Menjunjung tinggi kearifan lokal
Kecintaan dan passion-nya terhadap budaya lokal Banyumas dan Indonesia tak perlu dipertanyakan lagi. Itu semua tergambar pada seluruh karya-karya, ceramah, dan kuliahnya.
“Pemikiranku mungkin mirip dengan Ahmad Dahlan (pendiri Muhammadiyah-red), tapi aku juga punya kritik kepadanya. Mengapa dia harus menyingkirkan gending diganti dengan biola? Karena menurutku selain ber-tauhid kepada Tuhan, kita juga harus ber-tauhid pada budaya lokal. Maka kalian sebagai pemuda Banyumas, kalian harus mengimani calung, ebeg, ronggeng, dan cowongan. Kalian wajib melestarikannya dan menjaganya dari kepunahan. Membiarkannya punah berarti tauhid kalian telah rusak”, ceramahnya.
Harus diakui bahwa masyarakat kita saat ini telah menjadi “latah sok modern” dengan meniru-niru budaya barat. Kita telah terjangkit virus westernisasi yang seolah menjadi agen modernisasi. Secara sadar dan tak sadar kita telah jatuh terjerembab pada budaya “penumpang”, jauh dari  budaya “supir”. Kita (sadar atau tidak) adalah bangsa pengekor bukan lagi bangsa pemimpin. Padahal kita adalah bangsa keturunan bangsa Atlantis yang mashur, bangsa hebat yang pernah memimpin dunia (Yudhie Haryono, 2012). Untuk menjadi bangsa yang maju, kata Prof. Eko Budiharjo, “kita musti menjadi trendsetter bukan follower”. Dengan kondisi tersebut bisa dikatakan bahwa kreatifitas dan inovasi tengah sekarat di bumi pertiwi. Padahal kreatifitas dan inovasi adalah orang tua kandung kecerdasan. Maka tanpa keduanya kita akan menjadi bangsa yang bodoh. Dan bangsa yang bodoh adalah bangsa yang mudah dijajah.
Dus, bangsa ini membutuhkan tokoh-tokoh besar yang tetap menyerukan kearifan dan nilai-nilai lokal termasuk budaya dan tradisi.

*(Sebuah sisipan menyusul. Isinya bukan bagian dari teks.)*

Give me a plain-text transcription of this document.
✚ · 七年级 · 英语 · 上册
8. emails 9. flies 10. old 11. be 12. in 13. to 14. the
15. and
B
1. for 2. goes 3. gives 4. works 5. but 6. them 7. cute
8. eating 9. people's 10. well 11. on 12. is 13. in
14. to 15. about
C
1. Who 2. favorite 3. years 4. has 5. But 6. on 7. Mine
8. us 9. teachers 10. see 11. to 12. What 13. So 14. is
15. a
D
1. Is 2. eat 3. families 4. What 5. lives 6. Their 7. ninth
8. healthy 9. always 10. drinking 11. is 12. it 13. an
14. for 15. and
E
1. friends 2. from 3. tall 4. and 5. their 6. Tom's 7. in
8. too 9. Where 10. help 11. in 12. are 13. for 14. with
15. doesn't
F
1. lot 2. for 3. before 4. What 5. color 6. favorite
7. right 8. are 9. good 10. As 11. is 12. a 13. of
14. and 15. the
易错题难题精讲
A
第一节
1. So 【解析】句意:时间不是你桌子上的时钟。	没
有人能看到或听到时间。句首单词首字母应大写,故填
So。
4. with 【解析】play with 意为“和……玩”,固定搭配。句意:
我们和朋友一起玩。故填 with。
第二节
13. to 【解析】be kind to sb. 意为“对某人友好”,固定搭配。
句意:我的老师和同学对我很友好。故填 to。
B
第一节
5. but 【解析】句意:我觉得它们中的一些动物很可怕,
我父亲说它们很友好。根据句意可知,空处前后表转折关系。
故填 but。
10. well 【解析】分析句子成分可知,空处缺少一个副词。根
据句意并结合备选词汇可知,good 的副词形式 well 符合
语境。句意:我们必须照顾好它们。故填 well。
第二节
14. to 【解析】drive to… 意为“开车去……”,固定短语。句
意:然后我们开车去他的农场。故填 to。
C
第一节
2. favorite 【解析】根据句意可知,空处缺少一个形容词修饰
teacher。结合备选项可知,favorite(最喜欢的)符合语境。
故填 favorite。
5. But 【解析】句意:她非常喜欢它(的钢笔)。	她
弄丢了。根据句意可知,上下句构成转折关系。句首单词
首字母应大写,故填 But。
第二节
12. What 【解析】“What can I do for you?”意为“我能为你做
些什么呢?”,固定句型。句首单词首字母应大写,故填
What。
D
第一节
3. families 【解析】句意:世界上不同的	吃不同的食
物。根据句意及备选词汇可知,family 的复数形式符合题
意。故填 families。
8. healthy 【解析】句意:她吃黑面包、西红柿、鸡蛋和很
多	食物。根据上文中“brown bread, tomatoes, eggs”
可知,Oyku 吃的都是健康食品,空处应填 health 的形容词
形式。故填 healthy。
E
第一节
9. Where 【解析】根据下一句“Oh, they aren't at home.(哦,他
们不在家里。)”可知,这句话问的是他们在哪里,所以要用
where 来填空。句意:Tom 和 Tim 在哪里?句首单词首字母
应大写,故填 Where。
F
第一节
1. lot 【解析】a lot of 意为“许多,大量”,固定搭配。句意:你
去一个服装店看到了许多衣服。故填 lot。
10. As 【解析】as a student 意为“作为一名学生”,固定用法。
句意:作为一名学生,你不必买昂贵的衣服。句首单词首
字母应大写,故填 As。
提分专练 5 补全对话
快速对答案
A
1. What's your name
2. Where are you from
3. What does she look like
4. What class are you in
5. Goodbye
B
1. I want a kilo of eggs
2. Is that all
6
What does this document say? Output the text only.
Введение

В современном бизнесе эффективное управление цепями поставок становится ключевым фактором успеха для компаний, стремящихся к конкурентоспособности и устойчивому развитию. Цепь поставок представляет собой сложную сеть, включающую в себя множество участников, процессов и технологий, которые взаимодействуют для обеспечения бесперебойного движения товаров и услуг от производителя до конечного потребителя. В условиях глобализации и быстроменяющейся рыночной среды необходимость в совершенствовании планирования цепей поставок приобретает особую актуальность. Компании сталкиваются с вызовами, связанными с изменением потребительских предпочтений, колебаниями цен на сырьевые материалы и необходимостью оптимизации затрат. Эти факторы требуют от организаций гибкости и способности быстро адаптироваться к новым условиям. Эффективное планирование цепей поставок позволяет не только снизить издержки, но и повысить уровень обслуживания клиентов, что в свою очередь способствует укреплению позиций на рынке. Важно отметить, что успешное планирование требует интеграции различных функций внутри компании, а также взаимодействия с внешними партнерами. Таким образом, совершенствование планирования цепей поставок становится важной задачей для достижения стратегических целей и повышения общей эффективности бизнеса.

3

Dan Tohari menjadi manusia langka yang masih bangga berbahasa “ngapak” Banyumasan, di tengah masyarakat yang “sok english”. “Bahasa ngapak itu wajib ‘ain bagi pemuda Banyumas, bahasa yang lain sunnah saja”, paparnya padaku.

Berfikir kritis
Tohari bertutur, dia mendapat kritikan luar biasa hebat ketika menulis novel “Ronggeng Dukuh Paruk”. Dia diserbu dengan pertanyaan dari keluarganya dan kyai-kyai terpandang di lingkungannya, “Apakah pantas seorang santri menulis cerita tentang ronggeng, cerita yang berbau pornografi?”. Lalu Tohari balik mengkritik dengan pertanyaan elegan, “Apakah kalian tak pernah membaca ayat Qursyi? Jikalau sering, mengapa bertanya seperti itu?”. Tohari berpendapat, betapa dangkalnya kita jika kita terjebak dan mengimani bahwa Tuhan hanya hadir di tempat-tempat yang bersih, baik, masjid dan tempat ibadah lain. Pada kenyataannya Tuhan itu juga hadir di tempat-tempat kumuh, comberan, prostitusi, dan tempat-tempat kotor lainnya. Hanya kita saja yang tak pandai membaca kehadiran Tuhan itu. Kita harus paham bahwa kehadiran Tuhan terwakili oleh “maa fii syamawat” dan “maa fil ardh”. Segala yang di langit dan segala yang di bumi. Maka kita harus cerdas membaca tanda, agar kita tak menjadi katak dalam tempurung.
Dalam kesempatan lain, Tohari juga mengkritik para haji. Katanya, “Pantas saja kehidupan masyarakat kita tak berubah, meski ratusan ribu jama’ah haji berangkat tiap tahunnya ke Mekkah. Tak ada perubahan signifikan dalam perbaikan bangsa, karena para haji tak mabrur”. Kemudian kritiknya dia tulis di Koran Republika dengan judul “Belum Haji Sudah Mabrur”. Lalu apa tanda haji mabrur, tanyaku. Ada banyak, tapi dua di antaranya adalah: lisannya menjadi fasih, dan tangannya menjadi dermawan. Fasih dalam menyerukan kebenaran, fasih dalam mengkritik kebatilan dan keburukan. Dermawan dalam usaha mewujudkan kepedulian dan pembelaan terhadap kaum lemah. Dermawan menyumbangkan materi dan pemikirannya dalam memberdayakan kaum miskin.
Dengan pemikiran kritisnya, kita seolah diajak untuk pandai bertanya sebelum meyakini dan mengimani sesuatu. Dia mengajak kita untuk anti doktrinasi menjunjung demokrasi. “Dan tak berdosa manusia yang tak memeluk agama, sampai ia menemukan kebenaran dan kesejatian agama itu”, kata Quraish Shihab.

Menyampaikan kebenaran
“Saat ini aku merasa ada di seluruh sudut dunia, namaku tersebut hampir di sebagian besar belahan bumi. Mengapa? Sebutlah nama Tuhan di depan orang banyak maka Tuhan akan menyebut namamu di depan orang banyak pula”, tutur Tohari. Bagaimana kita menyebut nama Tuhan? Apakah dengan kalimat tasbih, tahmid, dan tahlil?, tanyaku. Itu juga benar, tapi lebih dari sekedar itu, sampaikan dan serukanlah kebenaran dan kebesaran Tuhan tanpa takut pada rezim kekuasaan.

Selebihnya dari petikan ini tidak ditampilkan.